Мать, однако же, рассмеялась:
— Думаешь, они тебя просто так, с бухты-барахты, и возьмут? Надо знать назубок катехизис и все молитвы и, главное, надо веровать, твердо и непоколебимо. А девицу-то вроде тебя — да ни в коем разе!
Тем не менее я постоянно играла с мыслью о том, чтобы пойти на исповедь к какому-нибудь бостонскому священнику — непременно к бостонскому, потому что мне не хотелось, чтобы кто-нибудь из священников в моем городке узнал о том, что я подумываю о самоубийстве. Все священники — невероятные сплетники.
Я оденусь в черное — это-будет хорошо контрастировать с моим мертвенно-белым лицом — и брошусь в ноги священнику, и воскликну: «Отец, помогите мне!»
Но такие мысли одолевали меня, пока люди не начали то втихомолку, то явно надо мной потешаться, вроде как эти медсестры в больнице.
Я была абсолютно уверена в том, что католики не принимают к себе в монастыри душевнобольных. Муж тетушки Либби как-то раз шутя рассказал насчет одной монахини, прибывшей на осмотр к Терезе. Эта монахиня постоянно слышала игру невидимых арф, и какой-то голос нашептывал ей на ухо «аллилуйя». Однако в ходе беседы с врачом она не смогла со всей уверенностью сказать, было ли звучавшее у нее в ушах слово именно «аллилуйя», а не «Аризона». Монашка была родом из Аризоны и, полагаю, провела остаток своих дней в сумасшедшем доме.
Я спрятала лицо под черной вуалью и прошла сквозь литые чугунные ворота. Мне показалось странным, что, хотя на этом кладбище похоронен мой отец, никто из нас никогда не приходил к нему на могилу. Мать даже не позволила нам присутствовать на похоронах, потому что мы с братом были тогда еще совсем детьми, а отец умер не дома, а в клинике, — и поэтому кладбище и сама его смерть всегда представлялись мне чем-то нереальным.
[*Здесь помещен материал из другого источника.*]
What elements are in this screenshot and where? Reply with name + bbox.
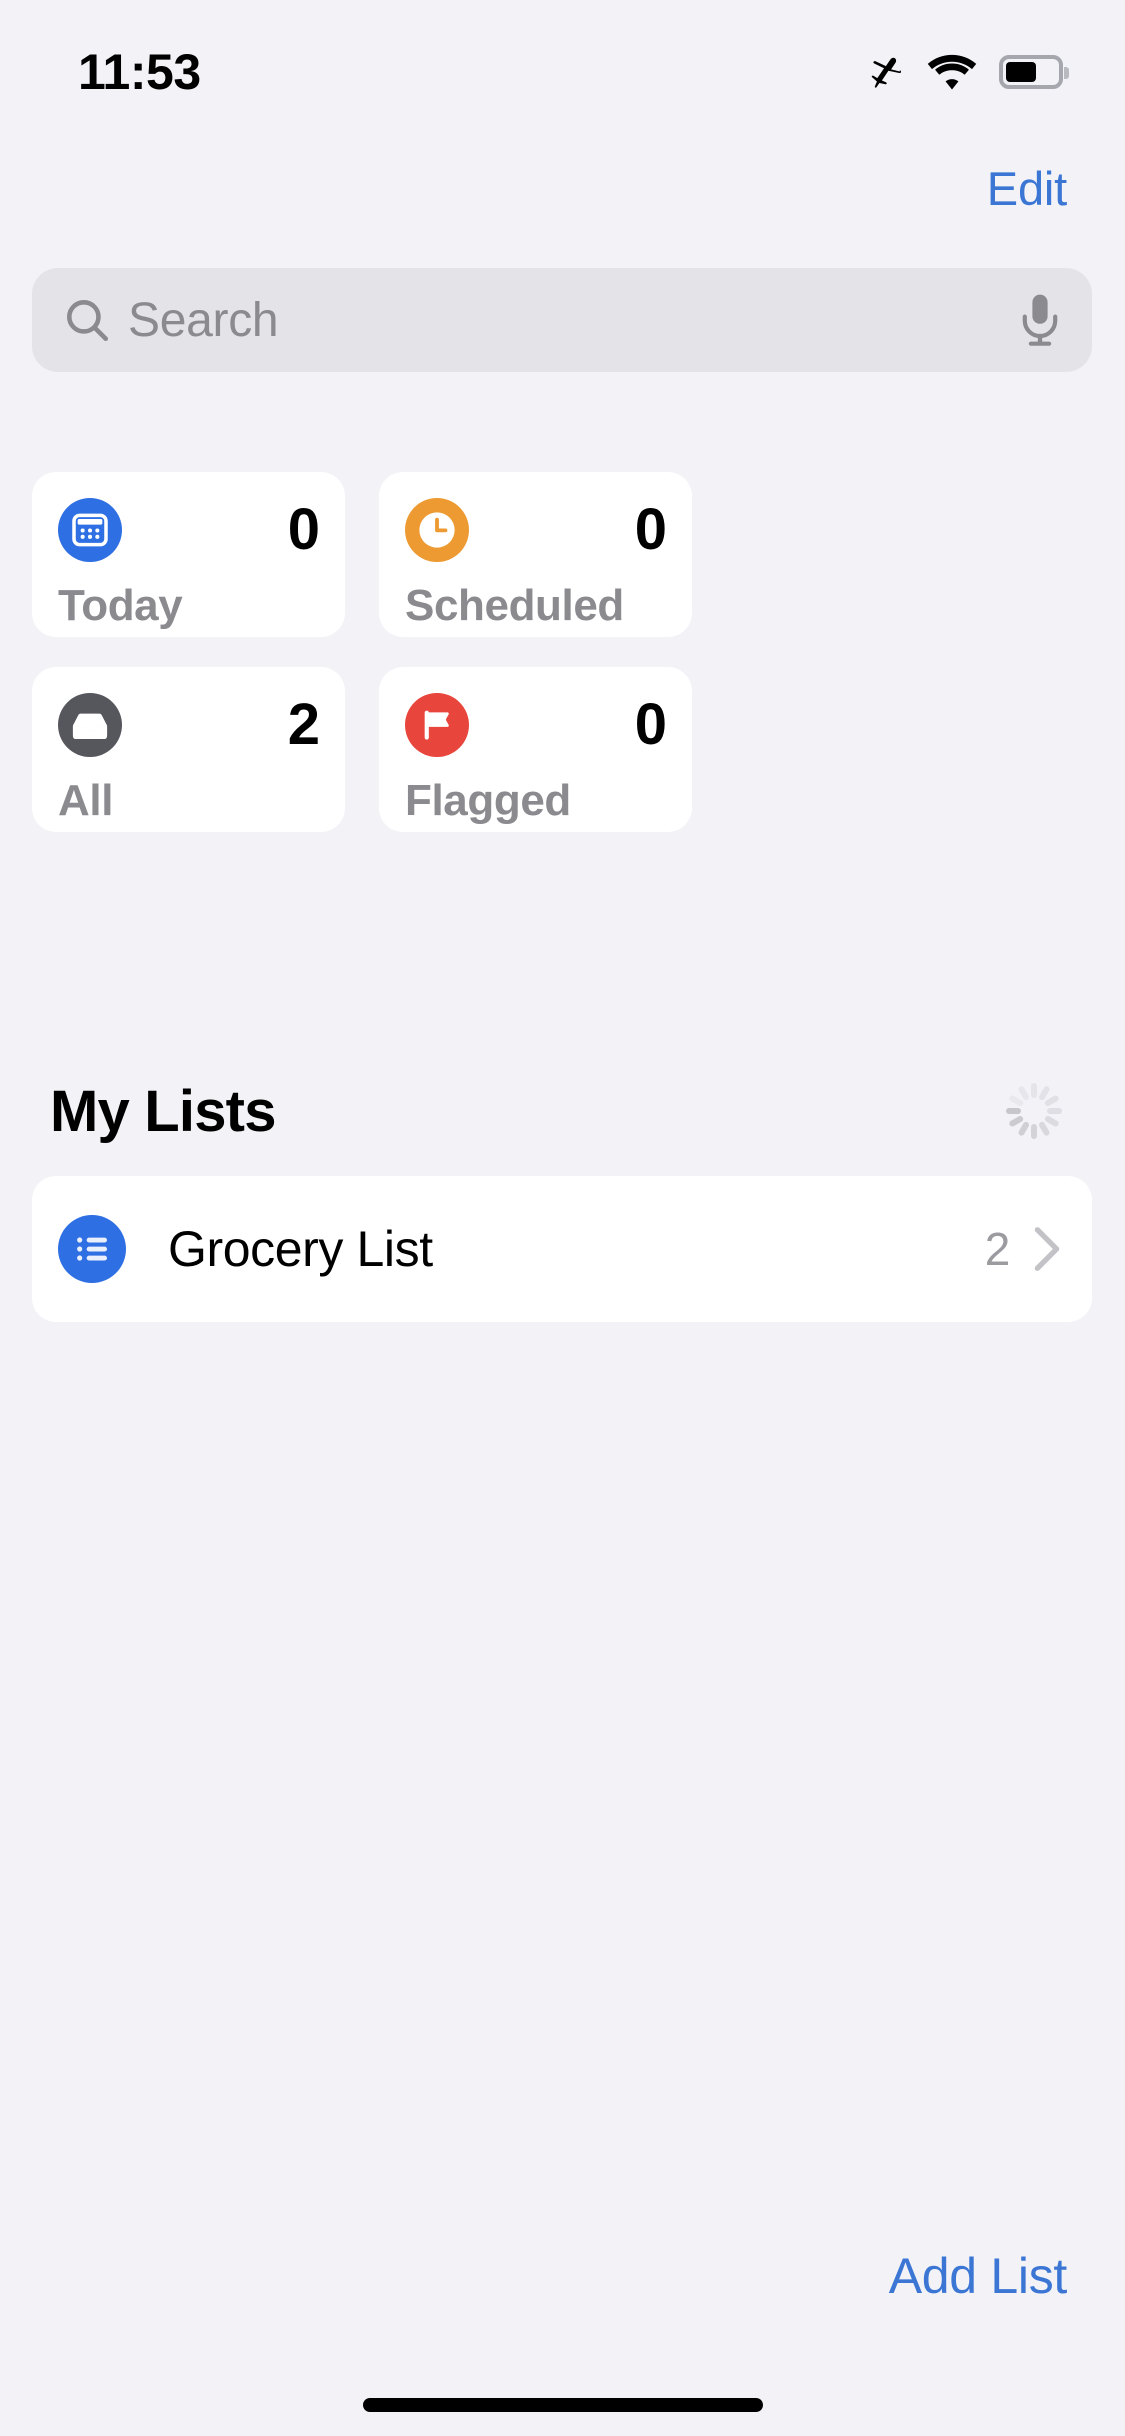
bulleted-list-icon — [58, 1215, 126, 1283]
card-label: Flagged — [405, 776, 571, 825]
smart-lists-grid: 0 Today 0 Scheduled 2 All 0 Flagged — [32, 472, 1093, 832]
smart-card-today[interactable]: 0 Today — [32, 472, 345, 637]
reminders-app-screen: 11:53 Edit Search 0 Today 0 Scheduled 2 … — [0, 0, 1125, 2436]
loading-spinner-icon — [1005, 1082, 1063, 1140]
inbox-icon — [58, 693, 122, 757]
section-title: My Lists — [50, 1078, 276, 1144]
my-lists-group: Grocery List 2 — [32, 1176, 1092, 1322]
card-header: 0 — [405, 497, 667, 562]
smart-card-scheduled[interactable]: 0 Scheduled — [379, 472, 692, 637]
card-count: 0 — [287, 497, 320, 562]
navigation-bar: Edit — [0, 148, 1125, 228]
card-header: 0 — [405, 692, 667, 757]
card-count: 0 — [634, 497, 667, 562]
card-count: 2 — [287, 692, 320, 757]
list-item-name: Grocery List — [168, 1221, 433, 1277]
airplane-mode-icon — [859, 49, 905, 95]
status-bar-time: 11:53 — [78, 44, 201, 100]
card-label: Scheduled — [405, 581, 624, 630]
smart-card-flagged[interactable]: 0 Flagged — [379, 667, 692, 832]
footer-toolbar: Add List — [0, 2228, 1125, 2324]
home-indicator[interactable] — [362, 2398, 763, 2412]
status-bar: 11:53 — [0, 0, 1125, 132]
flag-icon — [405, 693, 469, 757]
chevron-right-icon — [1032, 1225, 1062, 1273]
edit-button[interactable]: Edit — [987, 161, 1067, 216]
add-list-button[interactable]: Add List — [889, 2247, 1068, 2305]
clock-icon — [405, 498, 469, 562]
search-input[interactable]: Search — [128, 293, 1018, 348]
card-header: 2 — [58, 692, 320, 757]
microphone-icon[interactable] — [1018, 293, 1062, 347]
card-header: 0 — [58, 497, 320, 562]
search-bar[interactable]: Search — [32, 268, 1092, 372]
calendar-icon — [58, 498, 122, 562]
status-bar-icons — [859, 49, 1069, 95]
smart-card-all[interactable]: 2 All — [32, 667, 345, 832]
wifi-icon — [927, 53, 977, 91]
search-icon — [62, 295, 128, 345]
card-label: All — [58, 776, 114, 825]
my-lists-header: My Lists — [50, 1068, 1075, 1154]
card-count: 0 — [634, 692, 667, 757]
card-label: Today — [58, 581, 183, 630]
list-item-count: 2 — [984, 1223, 1011, 1275]
list-item[interactable]: Grocery List 2 — [32, 1176, 1092, 1322]
battery-icon — [999, 55, 1069, 89]
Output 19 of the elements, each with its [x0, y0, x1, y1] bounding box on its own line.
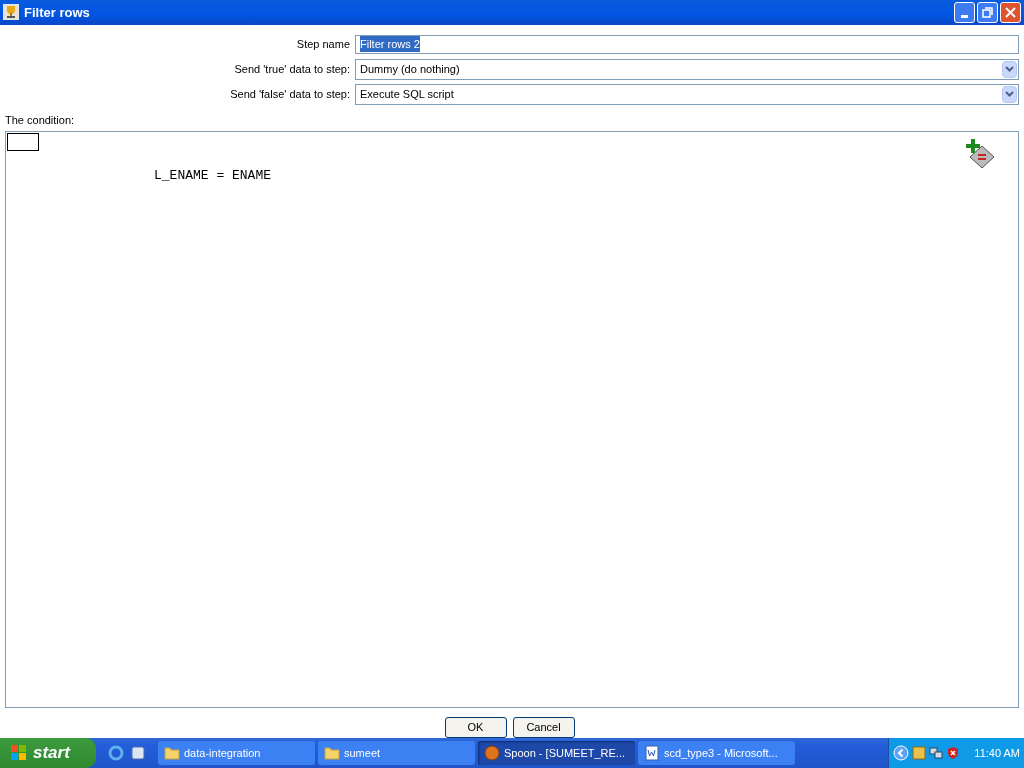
condition-editor[interactable]: L_ENAME = ENAME [5, 131, 1019, 708]
taskbar-task[interactable]: sumeet [318, 741, 475, 765]
field-label: Send 'true' data to step: [234, 62, 350, 75]
selected-text: Filter rows 2 [360, 35, 420, 53]
condition-expression[interactable]: L_ENAME = ENAME [154, 168, 272, 183]
step-name-field[interactable]: Filter rows 2 [355, 34, 1019, 54]
taskbar-task[interactable]: scd_type3 - Microsoft... [638, 741, 795, 765]
condition-label: The condition: [5, 113, 75, 126]
taskbar-task[interactable]: data-integration [158, 741, 315, 765]
taskbar-task[interactable]: Spoon - [SUMEET_RE... [478, 741, 635, 765]
dialog-button[interactable]: OK [444, 717, 507, 738]
step-dropdown[interactable]: Execute SQL script [355, 83, 1019, 105]
clock: 11:40 AM [974, 745, 1020, 761]
field-label: Send 'false' data to step: [230, 87, 350, 100]
step-dropdown[interactable]: Dummy (do nothing) [355, 58, 1019, 80]
field-label: Step name [296, 37, 350, 50]
window-title: Filter rows [24, 3, 90, 22]
start-button[interactable]: start [0, 738, 96, 768]
dialog-button[interactable]: Cancel [512, 717, 575, 738]
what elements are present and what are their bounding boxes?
Позже у меня время от времени случались порывы воздать отцу за все годы, на протяжении которых я его терпеть не могла, и начать ухаживать за его могилой. В конце концов, я ведь была его любимицей, и поэтому мне подобало оплакивать его, раз уж моя мать оказалась на это не способной.
Мне думалось, если бы мой отец не умер, он научил бы меня всему, что знал о насекомых, которые были его университетской специальностью. Он преподавал бы мне немецкий, древнегреческий и латынь, которыми владел, и, возможно, я перешла бы в лютеранство. Мой отец был лютеранином, пока жил в штате Висконсин, но здесь, в Новой Англии, лютеранство было не в моде, и поэтому он превратился в довольно скверного лютеранина, а потом, как утверждает моя мать, — и в закоренелого атеиста.
Кладбище разочаровало меня. Оно было расположено за городом, в низине, на изрядно заболоченной почве, и, пока я гуляла по выложенным гравием тропкам, до меня доносились какие-то неприятные соленые запахи.